I cannot tell you how sick I am today. And I had to drag my sorry ass into school today so I could fail a math test with a low grade instead of a 0.
I'm so distracted from school right now. Men/boys are my distraction.
4 1/2 hours of distraction last night. I learned a lot last night from my sweetest addiction. Now I just have to try and apply it. Everyone keeps telling me to be careful but he motivates me so I don't see what harm can be caused. I am already well aware that I will lose him. It's certainly not meant to be but I will not let him leave till I get everything that I want. We mirror each other which is why we seek each other out. The manipulation that is present is based purely out of self interest and that's ok because what would a relationship be if there was were no self interest present?
I am going to get philosophical now because I want to articulate these thoughts. This philosophy is still in the making and is rough and might not make sense.
The only thing there is to do in this life is to grow. Reality as we know it is here for us to expand upon and later mold to our liking as we evolve. It's a hard set up to grow in. If it was easy there'd be no true growth. We are surrounded by a lot of tools to help us grow. Relationships are probably the most essential tool we have available. Ultimately, everyone is on a different path and we follow that path alone. Ultimately everyone dies alone no matter how many relationships they have formed or how deep they went. I think people keep dying and getting reborn again until they have grown to the point where they are the source. I don't know what the source is. I like to think it is different for every individual and might actually be composed from their own version of reality.

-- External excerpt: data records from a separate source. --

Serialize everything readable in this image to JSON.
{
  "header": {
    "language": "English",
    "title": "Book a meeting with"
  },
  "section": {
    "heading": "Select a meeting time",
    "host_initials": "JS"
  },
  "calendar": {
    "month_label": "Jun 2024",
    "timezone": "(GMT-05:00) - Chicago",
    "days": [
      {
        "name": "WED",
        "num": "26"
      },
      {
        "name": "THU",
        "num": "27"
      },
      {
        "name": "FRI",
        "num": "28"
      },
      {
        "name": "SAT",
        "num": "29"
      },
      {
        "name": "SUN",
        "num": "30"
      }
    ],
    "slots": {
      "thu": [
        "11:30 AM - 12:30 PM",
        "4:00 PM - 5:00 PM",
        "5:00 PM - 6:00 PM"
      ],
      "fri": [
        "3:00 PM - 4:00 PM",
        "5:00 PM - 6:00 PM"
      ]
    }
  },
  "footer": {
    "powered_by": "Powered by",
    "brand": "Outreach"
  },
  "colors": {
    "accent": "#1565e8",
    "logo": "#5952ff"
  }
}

We are very limited in our senses here. We are meant to feel lonely because we are seperated from the source and because we have time before us that needs to be filled. Humans seek company out. We do all that we can to distract ourselves from the fact that when we die, we cannot take a companion with us.

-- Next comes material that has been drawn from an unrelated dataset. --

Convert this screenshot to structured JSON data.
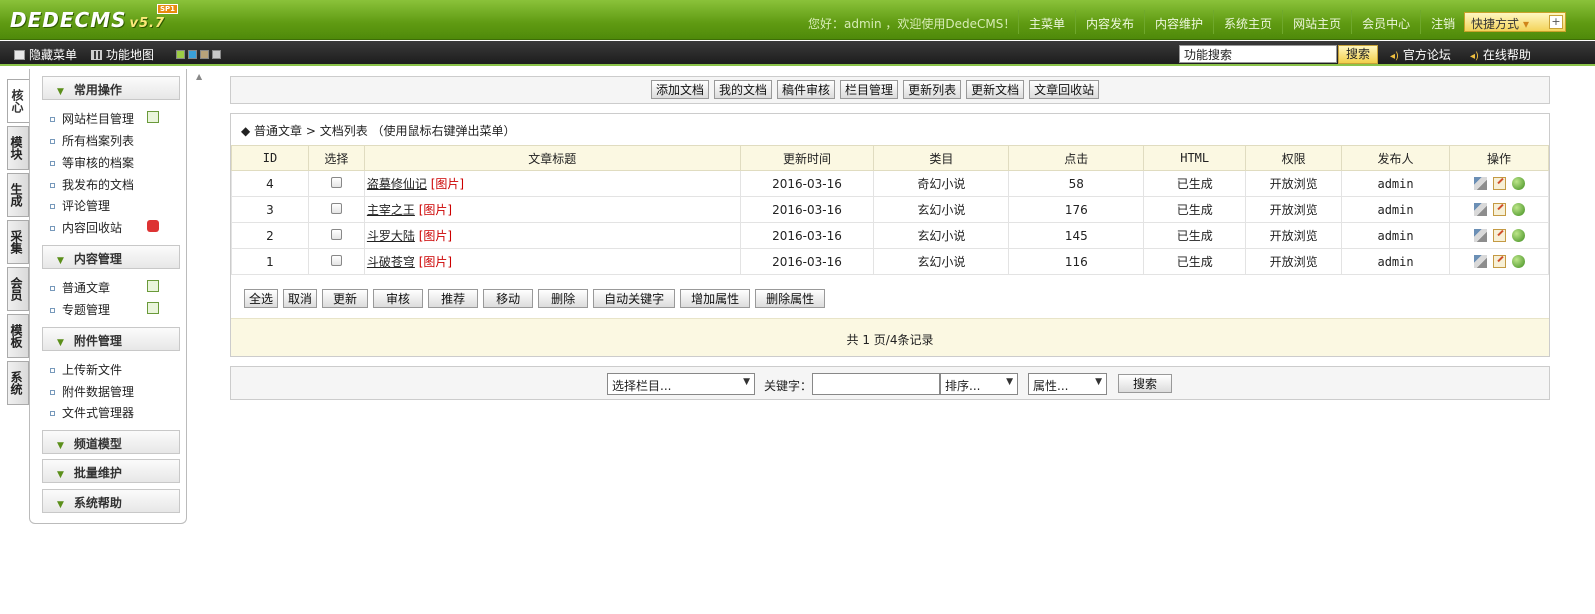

Everything comes down to the individual. And that's why relationships are so difficult because we assume that we have to go aganist our selfish nature and nothing can last forever.
A truly advanced relationship uses the growth that can be done with at least two people, to heighten each individuals growth. Relationships should never be codependent and should always be about seperate individuals growing together because sharing growth heightens the individual. Not because growth is dependent on another person but because growth is heightened in a different sense and more lovely to witness when it is shared.
All I want to do is grow till I have reached the limits of this life. Although it is possible that this life is limitless and so growth never stops only evolves in a different manner.
I could go off in a cave and shut the whole world out and reach the growth that I want. (This would be a slow and very painful process. I would have to empty myself compeletely and then refill myself.) Or I could use the tools around me, such as the beautiful and tender abilities that humans have to connect with each other, to help me move forwards.
That's all. I am too tired to think now.